Mechanism of cholera toxin activation by a guanine nucleotide-dependent 19 kDa protein

• Published in: Biochimica et biophysica acta Vol. 1034; no. 2; pp. 195 - 199
• Main Authors: Noda, Masatoshi, Tsai, Su-Chen, Adamik, Ronald, Moss, Joel, Vaughan, Martha
• Format: Journal Article
• Language: English
• Published: Amsterdam Elsevier B.V 16.05.1990; Elsevier; North-Holland
• Subjects: Adenosine Diphosphate Ribose - metabolism; Adenylyl cyclase; Adenylyl Cyclases - metabolism; ADP Ribose Transferases - metabolism; ADP-ribosylation; AdP-ribosylation factor; ADP-Ribosylation Factors; Animals; Bacteriology; Biological and medical sciences; Brain Chemistry; Cattle; Cholera toxin; Cholera Toxin - metabolism; Enzyme Activation - drug effects; Fundamental and applied biological sciences.

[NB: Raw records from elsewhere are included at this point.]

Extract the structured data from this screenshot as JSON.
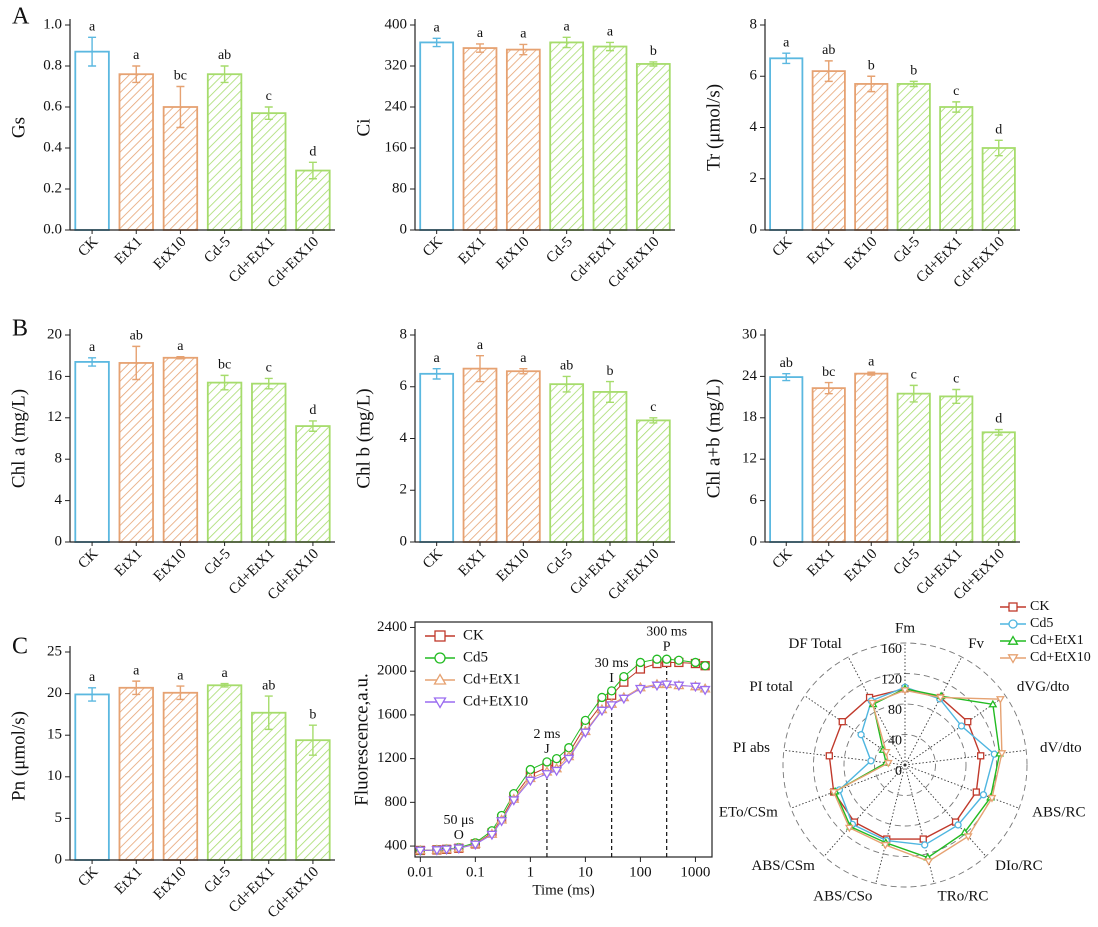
{
  "chart_data": [
    {
      "type": "bar",
      "panel": "A",
      "ylabel": "Gs",
      "categories": [
        "CK",
        "EtX1",
        "EtX10",
        "Cd-5",
        "Cd+EtX1",
        "Cd+EtX10"
      ],
      "values": [
        0.87,
        0.76,
        0.6,
        0.76,
        0.57,
        0.29
      ],
      "errors": [
        0.07,
        0.04,
        0.1,
        0.04,
        0.03,
        0.04
      ],
      "letters": [
        "a",
        "a",
        "bc",
        "ab",
        "c",
        "d"
      ],
      "colors": [
        "#5bb8e0",
        "#e6a272",
        "#e6a272",
        "#a6dc6c",
        "#a6dc6c",
        "#a6dc6c"
      ],
      "hatched": [
        false,
        true,
        true,
        true,
        true,
        true
      ],
      "ylim": [
        0,
        1.0
      ],
      "yticks": [
        {
          "value": 0,
          "label": "0.0"
        },
        0.2,
        0.4,
        0.6,
        0.8,
        {
          "value": 1,
          "label": "1.0"
        }
      ]
    },
    {
      "type": "bar",
      "ylabel": "Ci",
      "categories": [
        "CK",
        "EtX1",
        "EtX10",
        "Cd-5",
        "Cd+EtX1",
        "Cd+EtX10"
      ],
      "values": [
        366,
        355,
        352,
        366,
        358,
        324
      ],
      "errors": [
        8,
        8,
        10,
        10,
        8,
        4
      ],
      "letters": [
        "a",
        "a",
        "a",
        "a",
        "a",
        "b"
      ],
      "colors": [
        "#5bb8e0",
        "#e6a272",
        "#e6a272",
        "#a6dc6c",
        "#a6dc6c",
        "#a6dc6c"
      ],
      "hatched": [
        false,
        true,
        true,
        true,
        true,
        true
      ],
      "ylim": [
        0,
        400
      ],
      "yticks": [
        0,
        80,
        160,
        240,
        320,
        400
      ]
    },
    {
      "type": "bar",
      "ylabel": "Tr (μmol/s)",
      "categories": [
        "CK",
        "EtX1",
        "EtX10",
        "Cd-5",
        "Cd+EtX1",
        "Cd+EtX10"
      ],
      "values": [
        6.7,
        6.2,
        5.7,
        5.7,
        4.8,
        3.2
      ],
      "errors": [
        0.2,
        0.4,
        0.3,
        0.1,
        0.2,
        0.3
      ],
      "letters": [
        "a",
        "ab",
        "b",
        "b",
        "c",
        "d"
      ],
      "colors": [
        "#5bb8e0",
        "#e6a272",
        "#e6a272",
        "#a6dc6c",
        "#a6dc6c",
        "#a6dc6c"
      ],
      "hatched": [
        false,
        true,
        true,
        true,
        true,
        true
      ],
      "ylim": [
        0,
        8
      ],
      "yticks": [
        0,
        2,
        4,
        6,
        8
      ]
    },
    {
      "type": "bar",
      "panel": "B",
      "ylabel": "Chl a (mg/L)",
      "categories": [
        "CK",
        "EtX1",
        "EtX10",
        "Cd-5",
        "Cd+EtX1",
        "Cd+EtX10"
      ],
      "values": [
        17.4,
        17.3,
        17.8,
        15.4,
        15.3,
        11.2
      ],
      "errors": [
        0.4,
        1.6,
        0.1,
        0.7,
        0.5,
        0.5
      ],
      "letters": [
        "a",
        "ab",
        "a",
        "bc",
        "c",
        "d"
      ],
      "colors": [
        "#5bb8e0",
        "#e6a272",
        "#e6a272",
        "#a6dc6c",
        "#a6dc6c",
        "#a6dc6c"
      ],
      "hatched": [
        false,
        true,
        true,
        true,
        true,
        true
      ],
      "ylim": [
        0,
        20
      ],
      "yticks": [
        0,
        4,
        8,
        12,
        16,
        20
      ]
    },
    {
      "type": "bar",
      "ylabel": "Chl b (mg/L)",
      "categories": [
        "CK",
        "EtX1",
        "EtX10",
        "Cd-5",
        "Cd+EtX1",
        "Cd+EtX10"
      ],
      "values": [
        6.5,
        6.7,
        6.6,
        6.1,
        5.8,
        4.7
      ],
      "errors": [
        0.2,
        0.5,
        0.1,
        0.3,
        0.4,
        0.1
      ],
      "letters": [
        "a",
        "a",
        "a",
        "ab",
        "b",
        "c"
      ],
      "colors": [
        "#5bb8e0",
        "#e6a272",
        "#e6a272",
        "#a6dc6c",
        "#a6dc6c",
        "#a6dc6c"
      ],
      "hatched": [
        false,
        true,
        true,
        true,
        true,
        true
      ],
      "ylim": [
        0,
        8
      ],
      "yticks": [
        0,
        2,
        4,
        6,
        8
      ]
    },
    {
      "type": "bar",
      "ylabel": "Chl a+b (mg/L)",
      "categories": [
        "CK",
        "EtX1",
        "EtX10",
        "Cd-5",
        "Cd+EtX1",
        "Cd+EtX10"
      ],
      "values": [
        23.9,
        22.3,
        24.4,
        21.5,
        21.1,
        15.9
      ],
      "errors": [
        0.5,
        0.8,
        0.2,
        1.2,
        1.0,
        0.4
      ],
      "letters": [
        "ab",
        "bc",
        "a",
        "c",
        "c",
        "d"
      ],
      "colors": [
        "#5bb8e0",
        "#e6a272",
        "#e6a272",
        "#a6dc6c",
        "#a6dc6c",
        "#a6dc6c"
      ],
      "hatched": [
        false,
        true,
        true,
        true,
        true,
        true
      ],
      "ylim": [
        0,
        30
      ],
      "yticks": [
        0,
        6,
        12,
        18,
        24,
        30
      ]
    },
    {
      "type": "bar",
      "panel": "C",
      "ylabel": "Pn (μmol/s)",
      "categories": [
        "CK",
        "EtX1",
        "EtX10",
        "Cd-5",
        "Cd+EtX1",
        "Cd+EtX10"
      ],
      "values": [
        19.9,
        20.7,
        20.1,
        21.0,
        17.7,
        14.4
      ],
      "errors": [
        0.8,
        0.8,
        0.8,
        0.2,
        2.0,
        1.8
      ],
      "letters": [
        "a",
        "a",
        "a",
        "a",
        "ab",
        "b"
      ],
      "colors": [
        "#5bb8e0",
        "#e6a272",
        "#e6a272",
        "#a6dc6c",
        "#a6dc6c",
        "#a6dc6c"
      ],
      "hatched": [
        false,
        true,
        true,
        true,
        true,
        true
      ],
      "ylim": [
        0,
        25
      ],
      "yticks": [
        0,
        5,
        10,
        15,
        20,
        25
      ]
    },
    {
      "type": "line",
      "xlabel": "Time (ms)",
      "ylabel": "Fluorescence,a.u.",
      "log_x": true,
      "x": [
        0.01,
        0.02,
        0.03,
        0.05,
        0.1,
        0.2,
        0.3,
        0.5,
        1,
        2,
        3,
        5,
        10,
        20,
        30,
        50,
        100,
        200,
        300,
        500,
        1000,
        1500
      ],
      "series": [
        {
          "name": "CK",
          "color": "#c0392b",
          "marker": "square",
          "values": [
            360,
            365,
            370,
            380,
            420,
            520,
            650,
            850,
            1050,
            1120,
            1150,
            1250,
            1500,
            1700,
            1780,
            1900,
            2020,
            2070,
            2080,
            2080,
            2070,
            2050
          ]
        },
        {
          "name": "Cd5",
          "color": "#22bb22",
          "marker": "circle",
          "values": [
            360,
            365,
            372,
            385,
            430,
            540,
            680,
            880,
            1100,
            1170,
            1200,
            1300,
            1550,
            1760,
            1820,
            1950,
            2080,
            2110,
            2110,
            2100,
            2080,
            2050
          ]
        },
        {
          "name": "Cd+EtX1",
          "color": "#e6a272",
          "marker": "triangle",
          "values": [
            360,
            365,
            370,
            380,
            420,
            510,
            640,
            830,
            1020,
            1080,
            1110,
            1220,
            1450,
            1650,
            1700,
            1760,
            1850,
            1880,
            1880,
            1870,
            1860,
            1840
          ]
        },
        {
          "name": "Cd+EtX10",
          "color": "#9a6cf0",
          "marker": "triangle-down",
          "values": [
            360,
            364,
            370,
            380,
            415,
            505,
            630,
            820,
            1000,
            1060,
            1090,
            1200,
            1440,
            1640,
            1690,
            1750,
            1840,
            1870,
            1880,
            1870,
            1860,
            1830
          ]
        }
      ],
      "annotations": [
        {
          "x": 0.05,
          "time": "50 μs",
          "phase": "O",
          "dashed": false
        },
        {
          "x": 2,
          "time": "2 ms",
          "phase": "J",
          "dashed": true
        },
        {
          "x": 30,
          "time": "30 ms",
          "phase": "I",
          "dashed": true
        },
        {
          "x": 300,
          "time": "300 ms",
          "phase": "P",
          "dashed": true
        }
      ],
      "xlim": [
        0.008,
        2000
      ],
      "xticks": [
        0.01,
        0.1,
        1,
        10,
        100,
        1000
      ],
      "ylim": [
        300,
        2450
      ],
      "yticks": [
        400,
        800,
        1200,
        1600,
        2000,
        2400
      ]
    },
    {
      "type": "radar",
      "axes": [
        "Fm",
        "Fv",
        "dVG/dto",
        "dV/dto",
        "ABS/RC",
        "DIo/RC",
        "TRo/RC",
        "ABS/CSo",
        "ABS/CSm",
        "ETo/CSm",
        "PI abs",
        "PI total",
        "DF Total"
      ],
      "series": [
        {
          "name": "CK",
          "color": "#c0392b",
          "marker": "square",
          "values": [
            100,
            100,
            100,
            100,
            100,
            100,
            100,
            100,
            100,
            100,
            100,
            100,
            100
          ]
        },
        {
          "name": "Cd5",
          "color": "#4fb6e0",
          "marker": "circle",
          "values": [
            102,
            98,
            90,
            118,
            110,
            105,
            108,
            102,
            104,
            92,
            45,
            70,
            95
          ]
        },
        {
          "name": "Cd+EtX1",
          "color": "#22bb22",
          "marker": "triangle",
          "values": [
            100,
            102,
            140,
            125,
            120,
            118,
            125,
            105,
            108,
            98,
            25,
            35,
            90
          ]
        },
        {
          "name": "Cd+EtX10",
          "color": "#e6a272",
          "marker": "triangle-down",
          "values": [
            98,
            100,
            152,
            128,
            122,
            125,
            130,
            108,
            110,
            100,
            22,
            30,
            92
          ]
        }
      ],
      "rlim": [
        0,
        160
      ],
      "rticks": [
        0,
        40,
        80,
        120,
        160
      ]
    }
  ]
}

Psychology; GTP-Binding Proteins - metabolism; Guanine nucleotide-binding protein; Guanosine Triphosphate - pharmacology; Kinetics; Membrane Proteins - pharmacology; Microbiology; Molecular Weight; Octoxynol; Pathogenicity, virulence, toxins, bacteriocins, pyrogens, host-bacteria relations, miscellaneous strains; Polyethylene Glycols - pharmacology; Sodium Dodecyl Sulfate - pharmacology; SDS; Adenylyl cyclase; ARF; sARF II; DTT; G sα; AdP-ribosylation factor; PAGE; Cholera toxin; Guanine nucleotide-binding protein; CHAPS; ADP-ribosylation; Adenylate cyclase; Binding protein; Toxin; ADP ribosylation; Vibrio cholerae; Bacteria; Vibrionaceae; Molecular interaction; Activation; Mechanism of action; G protein
• ISSN: 0304-4165; 0006-3002; 1872-8006
• DOI: 10.1016/0304-4165(90)90076-9

Cholera toxin causes the devastating diarrheal syndrome characteristic of cholera by catalyzing the ADP-ribosylation of G sα, a GTP-binding regulatory protein, resulting in activation of adenylyl cyclase. ADP-ribosylation of G sα is enhanced by 19 kDa guanine nucleotide-binding proteins known as ADP-ribosylation factors or ARFs. We investigated the effects of agents known to alter toxin-catalyzed activation of adenylyl cyclase on the stimulation of toxin- and toxin subunit-catalyzed ADP-ribosylation of G sα and other substrates by an ADP-ribosylation factor purified from a soluble fraction of bovine brain (sARF II). In the presence of GTP, sARF II enhanced activity of both the toxin catalytic unit and a reduced and alkylated fragment (‘A 1’), as a result of an increase in substrate affinity with no significant effects on V max. Activation of toxin was independent of G sα and was stimulated 4-fold sodiuim dodecyl sulfate, but abolished by Triton X-100. sARF II therefore serves as a direct allosteric activator of the A 1 protein and may thus amplify the pathological effects of cholera toxin.